Sunday, October 17, 2010

Belgian Horses



 Everybody likes to trace their lineage way back to a king, oh, let's say Charlemagne. I couldn't do that if you held a gun to my head, wouldn't know where to start. Some Scots-Irish married some Germans, came to southern West Virginia, a bunch of them went to Iowa, and there you have it. Simplified Zick genealogy.  Fans of the Belgian draft horse say they, and all draft breeds, sprang from the "great horse" of medieval times, made heavy to carry knights in full armor into battle. And they doubtless turned some serious soil when there wasn't a battle to charge into.

Gentle giants that can exceed six feet at the withers and weigh more than a ton, Belgians are more popular in the U.S. than all other draft breeds combined.  They can pull prodigious weights; a team of Belgians whose combined weight was 4,200 pounds pulled 17,000 pounds for 7.2 feet. Yikes.



 Pulling an antique cultivator (?) and a man is nothing to these enormous animals. The antique equipment looks so frail and spidery; I look at the potential for getting it all stomped on and twisted and it scares me. But Belgians are steady animals, not the stomping kind.




 Coming about...


 Another team, these with natural, not docked, tails. I've got to guess that the suspension on this old machinery makes for a bone-rattling ride. We are so spoiled with our hydraulic shocks and air-conditioned tractor cabs, sitting high above the dust. Imagine how sore you'd be after a day of riding this.

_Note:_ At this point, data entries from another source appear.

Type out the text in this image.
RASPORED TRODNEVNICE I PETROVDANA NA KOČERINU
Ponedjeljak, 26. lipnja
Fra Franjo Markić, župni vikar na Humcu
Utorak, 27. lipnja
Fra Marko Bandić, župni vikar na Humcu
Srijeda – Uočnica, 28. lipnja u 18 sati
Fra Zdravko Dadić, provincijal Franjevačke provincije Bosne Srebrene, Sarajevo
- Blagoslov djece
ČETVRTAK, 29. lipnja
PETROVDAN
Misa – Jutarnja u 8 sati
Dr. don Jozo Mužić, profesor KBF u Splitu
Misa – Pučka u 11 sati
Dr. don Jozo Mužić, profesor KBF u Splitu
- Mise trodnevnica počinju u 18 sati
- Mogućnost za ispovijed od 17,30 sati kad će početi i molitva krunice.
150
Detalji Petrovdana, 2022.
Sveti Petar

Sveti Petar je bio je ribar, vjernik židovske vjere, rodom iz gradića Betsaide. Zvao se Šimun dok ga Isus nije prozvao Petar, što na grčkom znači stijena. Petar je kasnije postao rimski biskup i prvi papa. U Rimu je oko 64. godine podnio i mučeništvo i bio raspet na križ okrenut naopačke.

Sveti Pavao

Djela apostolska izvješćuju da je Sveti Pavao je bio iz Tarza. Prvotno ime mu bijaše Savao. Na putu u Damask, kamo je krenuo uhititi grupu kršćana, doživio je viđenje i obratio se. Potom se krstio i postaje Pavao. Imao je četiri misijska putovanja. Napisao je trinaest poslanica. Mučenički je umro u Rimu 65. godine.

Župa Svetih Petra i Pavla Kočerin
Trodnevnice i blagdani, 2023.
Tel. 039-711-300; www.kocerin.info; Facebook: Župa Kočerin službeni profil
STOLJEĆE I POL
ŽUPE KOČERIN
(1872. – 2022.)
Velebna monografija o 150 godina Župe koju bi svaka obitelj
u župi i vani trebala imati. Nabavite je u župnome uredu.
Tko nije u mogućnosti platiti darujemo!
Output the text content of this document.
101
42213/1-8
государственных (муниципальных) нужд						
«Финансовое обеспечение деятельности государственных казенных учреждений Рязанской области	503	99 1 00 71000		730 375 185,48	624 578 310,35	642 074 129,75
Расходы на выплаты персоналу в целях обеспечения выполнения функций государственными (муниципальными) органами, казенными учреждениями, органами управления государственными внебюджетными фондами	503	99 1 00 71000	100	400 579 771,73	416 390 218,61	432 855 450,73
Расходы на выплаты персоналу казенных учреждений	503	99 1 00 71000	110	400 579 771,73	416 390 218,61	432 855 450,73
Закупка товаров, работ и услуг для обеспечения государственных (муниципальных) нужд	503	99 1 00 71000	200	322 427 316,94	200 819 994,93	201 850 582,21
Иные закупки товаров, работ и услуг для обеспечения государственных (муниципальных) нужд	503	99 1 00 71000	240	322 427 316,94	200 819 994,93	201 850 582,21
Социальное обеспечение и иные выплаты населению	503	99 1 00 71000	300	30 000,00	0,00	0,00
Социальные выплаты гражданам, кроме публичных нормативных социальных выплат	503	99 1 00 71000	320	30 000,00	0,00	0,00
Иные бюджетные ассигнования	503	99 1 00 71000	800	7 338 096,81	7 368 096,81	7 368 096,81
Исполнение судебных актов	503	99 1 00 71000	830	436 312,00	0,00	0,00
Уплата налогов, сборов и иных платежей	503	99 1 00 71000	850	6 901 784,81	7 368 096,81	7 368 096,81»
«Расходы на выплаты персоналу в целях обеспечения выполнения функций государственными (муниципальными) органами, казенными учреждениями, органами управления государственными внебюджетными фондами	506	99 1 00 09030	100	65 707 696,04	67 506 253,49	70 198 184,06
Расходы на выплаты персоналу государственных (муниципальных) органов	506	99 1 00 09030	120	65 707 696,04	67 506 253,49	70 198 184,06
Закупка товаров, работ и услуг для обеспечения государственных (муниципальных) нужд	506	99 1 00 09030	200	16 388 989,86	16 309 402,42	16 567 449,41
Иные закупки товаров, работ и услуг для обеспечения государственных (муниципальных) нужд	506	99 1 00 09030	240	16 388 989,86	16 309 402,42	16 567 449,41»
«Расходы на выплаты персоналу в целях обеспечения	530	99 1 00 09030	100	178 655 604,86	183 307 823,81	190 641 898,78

I knew a Belgian mare named Victoria when I was a college student living in the wilds outside the Harvard Forest in Petersham, Massachusetts. Her owner, an opera singer and woodswoman, used Victoria to haul the wood with which she heated her cottage in the winter. Yes, it was romantic as it sounds, drowning in climbing roses and backed by sugar maples. Susan used to let me ride Victoria into the town square of Petersham, where I would tie her and go get an ice cream cone at the general store.

When I turned Victoria  for home, she'd finally break into a canter in a slow-motion, Belgiany kind of way. It was like riding an overstuffed sofa, absolutely glorious and exhilarating, to have the ground shaking beneath her great hooves and me bareback astride. I loved that horse.


And so it was pure pleasure to watch this gentleman ready his team (two experienced horses with wide blazes, and a young mare on the left) for the exhibition.




Tucking the forelocks.



Despite the blinders, they keep an ear cocked back to keep track of where he is so they won't step on him.



We thanked him, and apologized for being such paparazzi. He didn't mind. He thinks they're beautiful, too.


Belgians snoozing, scratching



Pulling, whoaing


Champing their bits, waiting for the next request.